Sunday, May 24, 2009

Financial planners can be put in a bind if they suspect a client has dementia

Jane Bryant Quinn has a column on the Business Page, G1, of The Washington Post today, “Families, Finance and Dementia.” The article points out that brokers and financial planners should recognized that Alzheimer’s and other forms of dementia are rapidly increasing as a public health problem, and that planners need to be alert for irrational or suspicious financial transactions. One problem occurs if the elderly person make a totally irrational decision; another is if a relative with a power of attorney makes a request make a request that suggests abuse.
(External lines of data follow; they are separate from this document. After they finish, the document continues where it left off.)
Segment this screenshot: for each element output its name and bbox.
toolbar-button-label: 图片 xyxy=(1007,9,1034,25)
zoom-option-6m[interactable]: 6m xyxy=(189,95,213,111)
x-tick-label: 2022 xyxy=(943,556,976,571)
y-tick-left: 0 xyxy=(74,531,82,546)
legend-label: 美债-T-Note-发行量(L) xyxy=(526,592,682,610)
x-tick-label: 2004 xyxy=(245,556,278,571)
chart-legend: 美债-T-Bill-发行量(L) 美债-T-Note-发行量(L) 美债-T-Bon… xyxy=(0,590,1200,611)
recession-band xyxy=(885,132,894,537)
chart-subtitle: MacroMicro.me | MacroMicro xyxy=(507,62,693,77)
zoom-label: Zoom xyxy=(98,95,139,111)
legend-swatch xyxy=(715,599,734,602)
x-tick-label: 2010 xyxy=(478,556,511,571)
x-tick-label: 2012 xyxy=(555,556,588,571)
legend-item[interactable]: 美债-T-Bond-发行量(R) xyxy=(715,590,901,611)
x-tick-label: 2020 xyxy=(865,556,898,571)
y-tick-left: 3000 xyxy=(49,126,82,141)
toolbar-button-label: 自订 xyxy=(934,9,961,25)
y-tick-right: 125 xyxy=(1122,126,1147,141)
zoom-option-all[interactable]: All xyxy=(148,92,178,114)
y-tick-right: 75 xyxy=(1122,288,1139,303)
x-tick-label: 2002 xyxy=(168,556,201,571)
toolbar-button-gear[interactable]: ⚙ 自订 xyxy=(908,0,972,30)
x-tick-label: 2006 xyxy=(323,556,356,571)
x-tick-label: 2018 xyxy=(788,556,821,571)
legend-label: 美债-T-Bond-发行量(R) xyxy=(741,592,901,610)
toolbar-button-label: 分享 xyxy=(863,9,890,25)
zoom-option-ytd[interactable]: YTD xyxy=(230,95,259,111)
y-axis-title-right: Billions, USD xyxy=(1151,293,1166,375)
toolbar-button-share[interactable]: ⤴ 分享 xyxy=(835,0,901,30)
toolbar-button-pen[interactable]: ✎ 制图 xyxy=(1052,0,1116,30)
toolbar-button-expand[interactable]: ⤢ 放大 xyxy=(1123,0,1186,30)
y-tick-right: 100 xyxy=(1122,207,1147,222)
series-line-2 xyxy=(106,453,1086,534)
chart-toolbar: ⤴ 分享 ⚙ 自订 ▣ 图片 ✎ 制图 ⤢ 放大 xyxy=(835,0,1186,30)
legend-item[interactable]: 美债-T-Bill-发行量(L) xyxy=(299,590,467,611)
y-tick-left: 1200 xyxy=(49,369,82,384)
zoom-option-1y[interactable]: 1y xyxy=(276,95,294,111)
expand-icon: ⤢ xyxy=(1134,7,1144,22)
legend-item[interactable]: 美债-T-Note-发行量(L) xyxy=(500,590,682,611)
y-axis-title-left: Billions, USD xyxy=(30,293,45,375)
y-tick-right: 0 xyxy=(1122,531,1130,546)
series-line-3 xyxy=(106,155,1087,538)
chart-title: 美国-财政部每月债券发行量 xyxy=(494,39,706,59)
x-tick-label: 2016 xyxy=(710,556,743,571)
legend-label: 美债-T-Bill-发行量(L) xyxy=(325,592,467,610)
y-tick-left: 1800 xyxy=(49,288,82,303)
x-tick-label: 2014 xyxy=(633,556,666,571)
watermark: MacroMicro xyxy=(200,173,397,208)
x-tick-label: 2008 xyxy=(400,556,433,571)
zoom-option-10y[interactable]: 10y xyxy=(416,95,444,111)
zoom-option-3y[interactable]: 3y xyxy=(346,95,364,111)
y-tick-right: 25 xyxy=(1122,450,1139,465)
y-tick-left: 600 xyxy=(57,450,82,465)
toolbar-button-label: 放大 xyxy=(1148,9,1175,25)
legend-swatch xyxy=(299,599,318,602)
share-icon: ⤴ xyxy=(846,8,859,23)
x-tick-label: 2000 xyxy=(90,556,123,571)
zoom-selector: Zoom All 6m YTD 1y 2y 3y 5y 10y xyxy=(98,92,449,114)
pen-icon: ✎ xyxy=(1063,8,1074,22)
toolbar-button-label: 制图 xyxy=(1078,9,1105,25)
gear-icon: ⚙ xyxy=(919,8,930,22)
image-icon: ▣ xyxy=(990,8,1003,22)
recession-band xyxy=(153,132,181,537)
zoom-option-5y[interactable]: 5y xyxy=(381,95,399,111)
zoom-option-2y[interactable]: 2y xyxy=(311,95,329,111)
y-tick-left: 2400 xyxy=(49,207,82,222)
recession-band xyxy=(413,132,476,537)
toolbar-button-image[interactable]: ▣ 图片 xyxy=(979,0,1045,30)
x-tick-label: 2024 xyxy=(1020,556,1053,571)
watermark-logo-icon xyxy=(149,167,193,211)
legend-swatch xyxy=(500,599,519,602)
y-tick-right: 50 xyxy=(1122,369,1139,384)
The article mentions the trial of Anthony Marshall, the only child of Brooke Astor, who has pleaded not guilty on charges of manipulating his mother, demented before her death at 105, to changing her will.

Relatives who whole a Power of Attorney may, in some states, have the capability to cause abuse that may be hard to monitor. The article mentions a proposed Uniform Power of Attorney Act of 2006, adopted so far only by Colorado, Idaho and New Mexico, but likely to pass soon in Maine, Ohio and Wisconsin. The link is here.

The article mentions that the Financial Planning Association in Denver held a forum May 23, “You Think Your Client Has Dementia: Now What.”

The Quinn article is here. Check out the last sentence; it's pretty abrasive.